If they are essential to kick-starting their local innovation ecosystem, doesn’t this make them ‘innovation facilitators’ which are just as important as ‘genuinely innovative startups’?

We ‘innovation investment journalists’ often succumb to a powerful tendency to get swept away with our own innovation-fixated rhetoric, which results in a sentiment like this:

“There just doesn’t seem to be anything important enough to write about on the startup scene in that country because they’re mostly just clones making copycat versions of existing blockbusters: calling it ‘vibrant’ or even ‘innovative’ would be an insult to my readers’ intelligence”.

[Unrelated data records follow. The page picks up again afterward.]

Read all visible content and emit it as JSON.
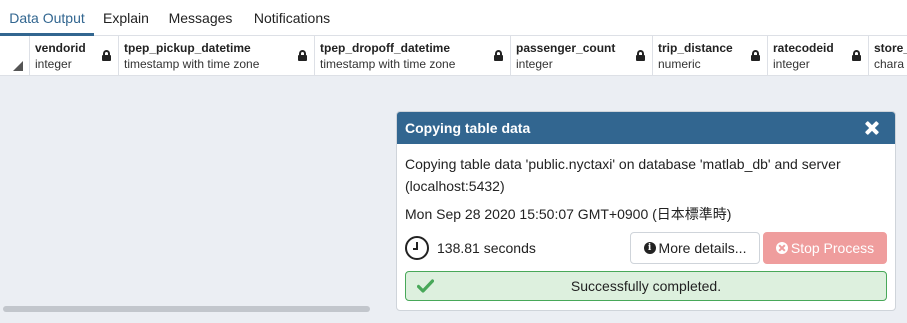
{
  "tabs": [
    {
      "label": "Data Output",
      "active": true
    },
    {
      "label": "Explain",
      "active": false
    },
    {
      "label": "Messages",
      "active": false
    },
    {
      "label": "Notifications",
      "active": false
    }
  ],
  "columns": [
    {
      "name": "vendorid",
      "type": "integer"
    },
    {
      "name": "tpep_pickup_datetime",
      "type": "timestamp with time zone"
    },
    {
      "name": "tpep_dropoff_datetime",
      "type": "timestamp with time zone"
    },
    {
      "name": "passenger_count",
      "type": "integer"
    },
    {
      "name": "trip_distance",
      "type": "numeric"
    },
    {
      "name": "ratecodeid",
      "type": "integer"
    },
    {
      "name": "store_",
      "type": "chara"
    }
  ],
  "dialog": {
    "title": "Copying table data",
    "message": "Copying table data 'public.nyctaxi' on database 'matlab_db' and server (localhost:5432)",
    "timestamp": "Mon Sep 28 2020 15:50:07 GMT+0900 (日本標準時)",
    "duration": "138.81 seconds",
    "details_label": "More details...",
    "stop_label": "Stop Process",
    "status": "Successfully completed."
  },
  "colors": {
    "accent": "#326690",
    "stop_button": "#ef9d9d",
    "success_bg": "#ddf0de",
    "success_border": "#48a859"
  },
  "icons": [
    "lock-icon",
    "close-icon",
    "clock-icon",
    "info-icon",
    "stop-icon",
    "check-icon"
  ]
}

But here’s what may really be going in a burgeoning, but copycat-dominated startup scene:

  • overseas investors will be encouraged to invest in that country’s startups
  • local innovative startups (including non-copycats) will be encouraged
  • local ‘traditional business startups’ will be encouraged (innovative startups always need as many nearby cafes as possible)
  • local investors will be encouraged to invest in startups
  • local startup founders that have exited will become local innovation investors

And if Vivek Wadhwa’s theory is correct, a truly ‘startup-welcoming environment’ will eventually attract potential startup founders from overseas, and these kinds of incomers often prove to be a ‘best kept secret’ as catalysts for rapid proliferation of successful innovative ventures.

We innovation-fixated reporters have to constantly remind ourselves that innovation itself is only a small part of the innovation investment process, and that ‘truly innovative startups’ are not the only kinds of ‘innovation agents’ that are necessary for an innovation-starved economy to transform itself.

If we are going to be effective in helping the startup scene to be a valuable resource to everyone, then perhaps it is not enough for writers to clearly distinguish copycat startups from their more innovative counterparts.

It may be equally important to ask questions about how investment in less innovative startups (not just copycats, but the entire SME scene) contributes to the startup ecosystem as a whole.

What about encouraging the formation of startup accelerators specifically aimed at nurturing startups based upon non-innovative but viable ideas?

  • startups that specifically support (or even revive) historically important but imperilled unique local traditions?
  • startups that specifically provide support services for other startups?

If we pay disproportionate attention to exclusively innovative aspects of what people are doing, we risk missing what is possibly the most neglected aspect of innovation, which is how people’s lives and work experiences are (or aren’t) changing in the parts of the world which we don’t usually associate with innovation.